Un día, Onya, antecesor mío, vio al volver un recodo que venían hacia él por los dos lados del camino un bramán y un guerrero en sus carrozas. El sol estaba muy caído hacia occidente y eran muy largas las sombras de los cuerpos; los campos inmediatos eran sagrados y no podía refugiarse en ellos, ni hacerse transparente; tuvo que tenderse en el suelo para no manchar a ninguno con su sombra y las ruedas le aplastaron. Como había manchado las llantas con su sangre impura, su familia tuvo que pagar los carruajes y fue desterrada de la India.

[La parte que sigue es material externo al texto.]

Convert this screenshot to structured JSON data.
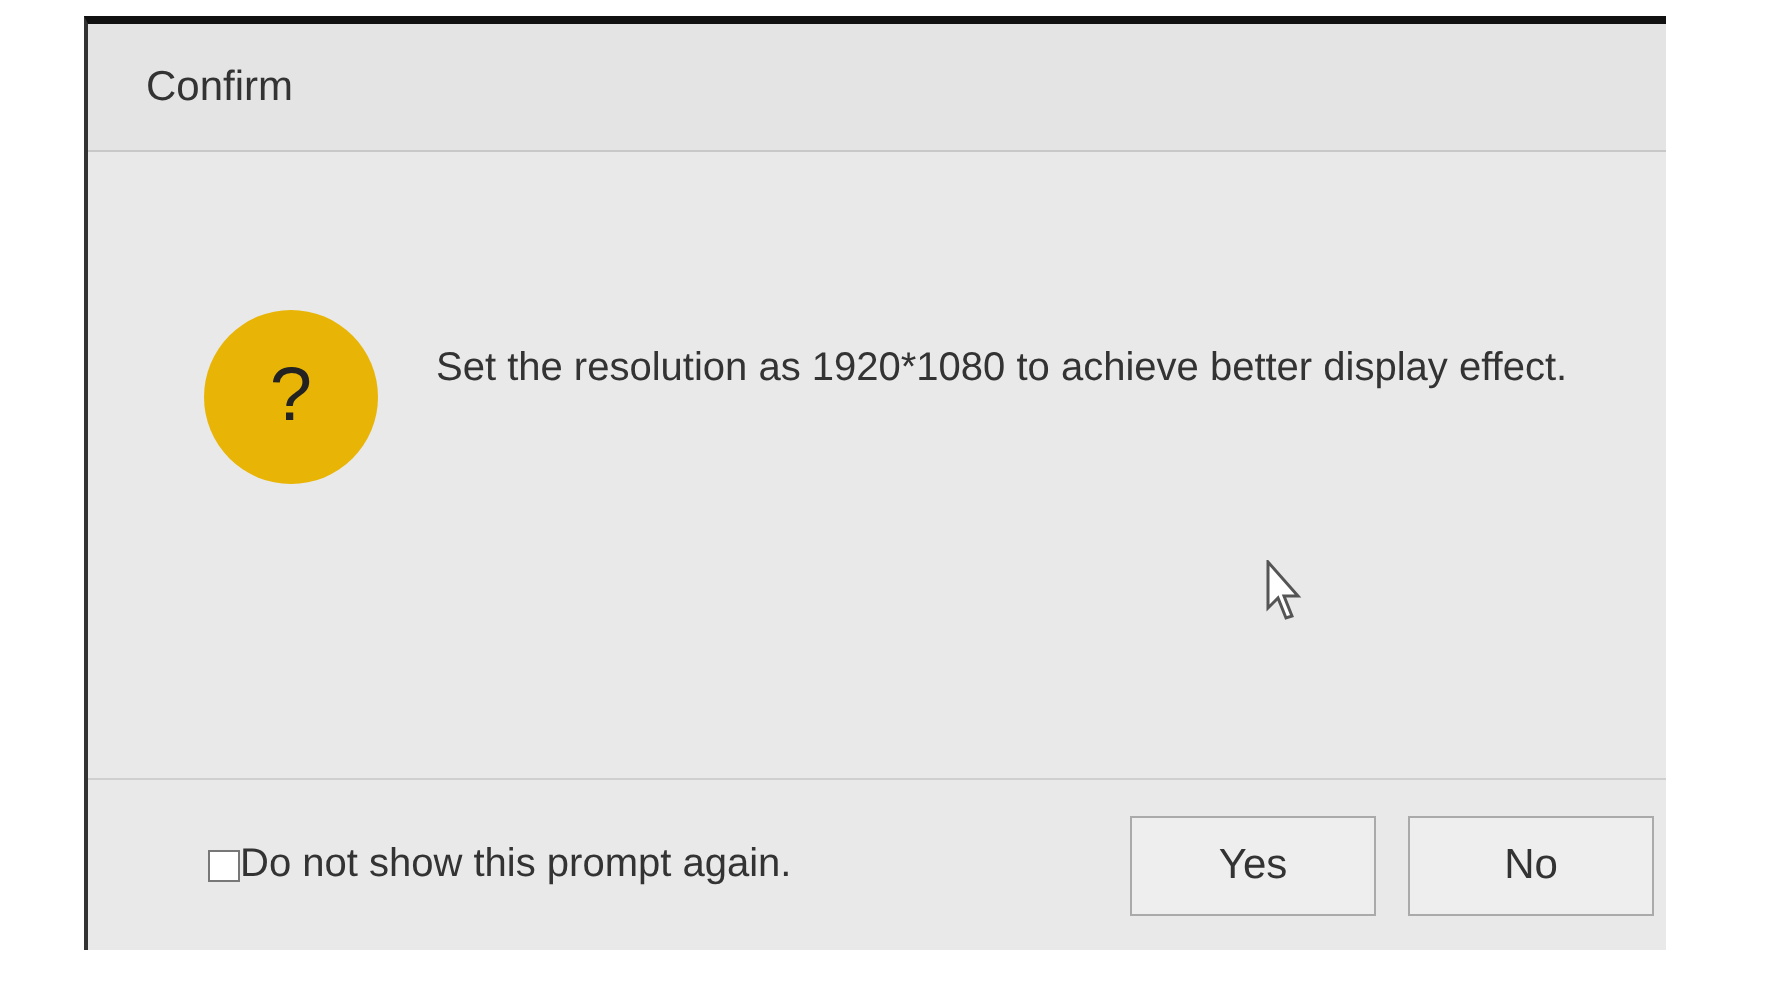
{
  "dialog": {
    "title": "Confirm",
    "icon": "?",
    "message": "Set the resolution as 1920*1080 to achieve better display effect.",
    "checkbox": {
      "label": "Do not show this prompt again.",
      "checked": false
    },
    "buttons": [
      "Yes",
      "No"
    ]
  }
}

Entonces emigraron de espalda al sol, para no perder de vista su sombra y no manchar a nadie sin querer, y buscando el país de las tinieblas: luego torcieron y caminaron de noche hasta llegar a Gomorra, en donde en vez de manchar fueron manchados. ¿Cómo llegó a envilecerse aquella casta? Como empiezan todas las vilezas.
Mi abuelo Olm, descendiente de Cham, se había enriquecido conservando en cueros de reses y de esclavos el vino descubierto por Noé; queriendo aumentar su fortuna obtuvo una contrata: la obra pública más famosa de la historia; fue el contratista de la torre de Babel y se arruinó: en aquella confusión nadie le entendía cuando reclamaba sus derechos y le robaron en todos los idiomas que nacieron de la torre, el primer congreso filológico del mundo. Quedó convertido en esclavo y tuvo que servir su propio vino a sus ladrones.
IV
Con qué gusto consignaría entre mis antepasados a Noé: ¡qué parientes! Ésos son los abuelos verdaderos. Por desgracia he seguido la línea paterna y no puedo continuar la ascendencia genesíaca. La maldición del hijo de Cham produjo sus efectos, y los hijos de éste fueron esclavos o se dispersaron por el África.
Aquí empieza una serie de abuelos que evoqué inútilmente: no me contestaban.
Llamé en mi auxilio otros espíritus y dijeron:
—No te contestan porque no saben hablar. Cesa tus investigaciones: deja a las hijas del maldito extraviadas en la gran selva africana, y lejos de los hombres.
Lo atribuyo a la vehemencia con que quise aclarar el misterio; pero desde entonces, no sólo hablo, sino que veo a los espíritus: desde entonces soy médium vidente.
Y evoqué el espíritu del verdadero fundador de mi familia.
Sólo vi al principio un laberinto de troncos y raíces entrelazados, como si lucharan entre sí: reptiles monstruosos que hacían de los troncos columnas salomónicas: en vez de cielo una techumbre verde formada de hojas anchas como lechos o agudas como lanzas. Oí un grito penetrante y pasó por el fondo una mujer desnuda, arrastrada por un tigre. Después...
Un enorme orangután, descendiendo con precaución de rama en rama, vino hacia mí, me miró con dulzura y tomándome en brazos como a un niño, me besó paternalmente en las mejillas.